Periodic Reporting for period 2 - DYMOLAMO (Dynamic Modeling of Labor Market Mobility and Human Capital Accumulation)

Reporting period: 2020-05-01 to 2021-10-31

In today’s globalized world, labor mobility is at the core of the political debate and a centerpiece for economic policy. The design of migration policies, such as selective, skill-biased, immigration policies, policies to encourage the integration of immigrants, or ones that facilitate geographical mobility to increase labor market opportunities of disadvantaged workers, requires a good understanding of a more fundamental issue: understanding the role of internal migration and immigration in shaping the career paths and human capital accumulation of workers. This project aims at providing a coherent analysis that allows us to understand the interactions between labor mobility and human capital accumulation, and their implications for economic policy design.

This project focuses on three main issues: labor mobility, labor market effects of immigration, and labor market assimilation. Our questions are: (a) What are the role of temporary and permanent contracts in shaping career paths and geographic mobility of workers? (b) Does the forgone human capital accumulation during a recession produce a lost generation? Is this alleviated by geographical mobility? (c) What is the role of geographical and occupational mobility in spreading or containing the effects of technological progress on wage inequality? (d) To what extent selective immigration policies maximize native workers’ prospects and wellbeing? (e) How can we increase degree of assimilation of immigrants?

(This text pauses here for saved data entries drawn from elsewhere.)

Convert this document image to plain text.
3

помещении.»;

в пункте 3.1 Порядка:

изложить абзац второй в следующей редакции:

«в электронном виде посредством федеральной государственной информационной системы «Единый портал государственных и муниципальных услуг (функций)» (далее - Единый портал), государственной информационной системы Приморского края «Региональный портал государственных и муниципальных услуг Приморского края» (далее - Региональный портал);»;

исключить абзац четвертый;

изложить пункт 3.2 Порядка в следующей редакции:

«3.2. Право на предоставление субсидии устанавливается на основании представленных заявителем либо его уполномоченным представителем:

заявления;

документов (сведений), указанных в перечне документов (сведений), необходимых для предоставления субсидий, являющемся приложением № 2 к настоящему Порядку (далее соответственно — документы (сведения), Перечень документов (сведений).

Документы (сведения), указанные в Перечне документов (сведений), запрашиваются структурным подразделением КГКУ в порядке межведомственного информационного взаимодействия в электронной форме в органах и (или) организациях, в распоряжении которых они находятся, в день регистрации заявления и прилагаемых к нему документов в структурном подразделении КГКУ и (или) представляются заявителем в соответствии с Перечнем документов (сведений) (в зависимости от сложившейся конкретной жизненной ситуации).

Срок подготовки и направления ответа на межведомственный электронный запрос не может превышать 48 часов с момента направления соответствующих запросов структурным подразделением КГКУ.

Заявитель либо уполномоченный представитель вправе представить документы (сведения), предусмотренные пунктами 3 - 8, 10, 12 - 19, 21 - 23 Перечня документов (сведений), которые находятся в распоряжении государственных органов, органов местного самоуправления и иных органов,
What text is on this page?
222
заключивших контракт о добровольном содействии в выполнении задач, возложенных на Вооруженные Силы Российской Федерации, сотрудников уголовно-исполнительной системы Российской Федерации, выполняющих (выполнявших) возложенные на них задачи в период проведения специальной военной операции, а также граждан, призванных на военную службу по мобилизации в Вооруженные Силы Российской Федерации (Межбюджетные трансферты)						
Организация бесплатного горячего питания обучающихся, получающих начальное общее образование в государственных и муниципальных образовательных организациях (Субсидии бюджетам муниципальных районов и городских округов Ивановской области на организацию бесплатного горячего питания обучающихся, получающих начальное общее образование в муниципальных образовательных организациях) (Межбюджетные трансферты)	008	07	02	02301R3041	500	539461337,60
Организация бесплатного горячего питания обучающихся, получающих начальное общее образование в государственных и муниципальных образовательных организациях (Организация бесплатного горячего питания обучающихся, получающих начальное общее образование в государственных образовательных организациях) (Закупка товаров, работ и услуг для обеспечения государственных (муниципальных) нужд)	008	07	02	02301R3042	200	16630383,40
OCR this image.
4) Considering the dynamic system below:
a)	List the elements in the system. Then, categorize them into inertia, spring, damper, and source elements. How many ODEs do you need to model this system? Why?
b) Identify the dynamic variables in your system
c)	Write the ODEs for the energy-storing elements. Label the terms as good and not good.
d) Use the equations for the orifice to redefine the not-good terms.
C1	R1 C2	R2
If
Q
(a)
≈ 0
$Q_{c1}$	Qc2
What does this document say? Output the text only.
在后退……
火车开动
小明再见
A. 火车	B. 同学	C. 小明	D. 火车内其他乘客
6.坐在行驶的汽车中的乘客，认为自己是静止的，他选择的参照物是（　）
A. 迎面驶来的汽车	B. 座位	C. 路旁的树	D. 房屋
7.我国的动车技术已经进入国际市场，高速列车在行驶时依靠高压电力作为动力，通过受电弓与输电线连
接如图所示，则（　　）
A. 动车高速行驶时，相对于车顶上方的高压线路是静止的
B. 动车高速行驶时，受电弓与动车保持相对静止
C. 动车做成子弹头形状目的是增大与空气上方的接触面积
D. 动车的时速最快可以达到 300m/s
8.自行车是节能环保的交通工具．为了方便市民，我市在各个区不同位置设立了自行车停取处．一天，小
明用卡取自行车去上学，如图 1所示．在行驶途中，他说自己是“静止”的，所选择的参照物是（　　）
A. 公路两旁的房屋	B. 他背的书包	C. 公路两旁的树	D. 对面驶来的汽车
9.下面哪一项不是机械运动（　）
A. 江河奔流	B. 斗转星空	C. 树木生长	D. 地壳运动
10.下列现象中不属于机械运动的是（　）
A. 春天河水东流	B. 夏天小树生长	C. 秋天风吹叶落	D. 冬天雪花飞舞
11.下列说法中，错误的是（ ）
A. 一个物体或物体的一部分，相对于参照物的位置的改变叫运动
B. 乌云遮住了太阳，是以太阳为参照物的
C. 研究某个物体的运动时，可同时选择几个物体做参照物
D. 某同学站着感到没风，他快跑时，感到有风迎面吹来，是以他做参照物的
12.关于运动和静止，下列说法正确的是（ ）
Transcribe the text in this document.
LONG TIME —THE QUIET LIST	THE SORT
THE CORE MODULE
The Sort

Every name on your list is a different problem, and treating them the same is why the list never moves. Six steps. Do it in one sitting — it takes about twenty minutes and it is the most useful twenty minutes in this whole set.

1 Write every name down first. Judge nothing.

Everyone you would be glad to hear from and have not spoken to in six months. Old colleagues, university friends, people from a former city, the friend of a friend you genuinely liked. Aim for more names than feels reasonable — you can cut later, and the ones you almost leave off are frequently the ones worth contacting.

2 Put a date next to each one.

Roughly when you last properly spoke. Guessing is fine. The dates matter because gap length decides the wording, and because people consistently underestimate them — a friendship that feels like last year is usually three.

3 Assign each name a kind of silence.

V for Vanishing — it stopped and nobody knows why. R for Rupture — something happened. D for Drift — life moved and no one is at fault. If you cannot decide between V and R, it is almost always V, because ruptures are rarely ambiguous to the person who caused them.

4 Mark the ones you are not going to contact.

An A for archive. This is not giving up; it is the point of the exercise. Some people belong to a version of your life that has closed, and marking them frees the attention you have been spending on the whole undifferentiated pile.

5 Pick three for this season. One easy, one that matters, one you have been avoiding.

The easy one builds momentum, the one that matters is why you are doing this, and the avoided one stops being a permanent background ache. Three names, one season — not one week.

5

To address these questions, we develop dynamic equilibrium models that explicitly characterize human capital accumulation decisions of workers and how these decisions interact with migration. Our proposed models introduce rich labor market structures and a variety of economic shocks. They require the implementation of novel estimation methods, which we also develop. The estimated models are used to evaluate and design key economic policies for the labor market.
A total of 21 papers at different stages are already in progress, two of which are near submission, one is submitted, and four are already published. The PI has also co-edited a book on immigration and macroeconomics. Exploration for new lines of research that will hopefully lead to new projects and grant applications after the project ends have also been initiated. Several of the papers have been presented at research visits and conferences. Four PhD theses are being written within the project.
We developed new estimation methodologies for equilibrium dynamic discrete choice structural models that are orders of magnitude faster than standard approaches. Thanks to these estimation techniques, we can estimate models that would not be estimable otherwise. The more advanced papers already delivered interesting preliminary results. Among other interesting results, we show that high skilled immigration generates endogenous technological progress that is skill-biased, that is, that increases the demand of workers in STEM (Science, Technology, Engineering, and Math) occupations and reduces the demand for blue collar workers. We also show that the “skill-quailty” of recent immigrant cohorts in the United States is not worse than earlier ones as previously thought, and their skill assimilation is not slower than that of previous cohorts. Instead, we uncovered a new mechanism that drives an important part of the patterns observed in the data: increasing competition induced by growing cohorts of immigrants. Since immigrants tend to work on different occupations than natives, new cohorts of immigrants add stronger competition to incumbent immigrants. This additional competition drifts wages of immigrants away from those of natives, which can explain a large portion of the differences between the two.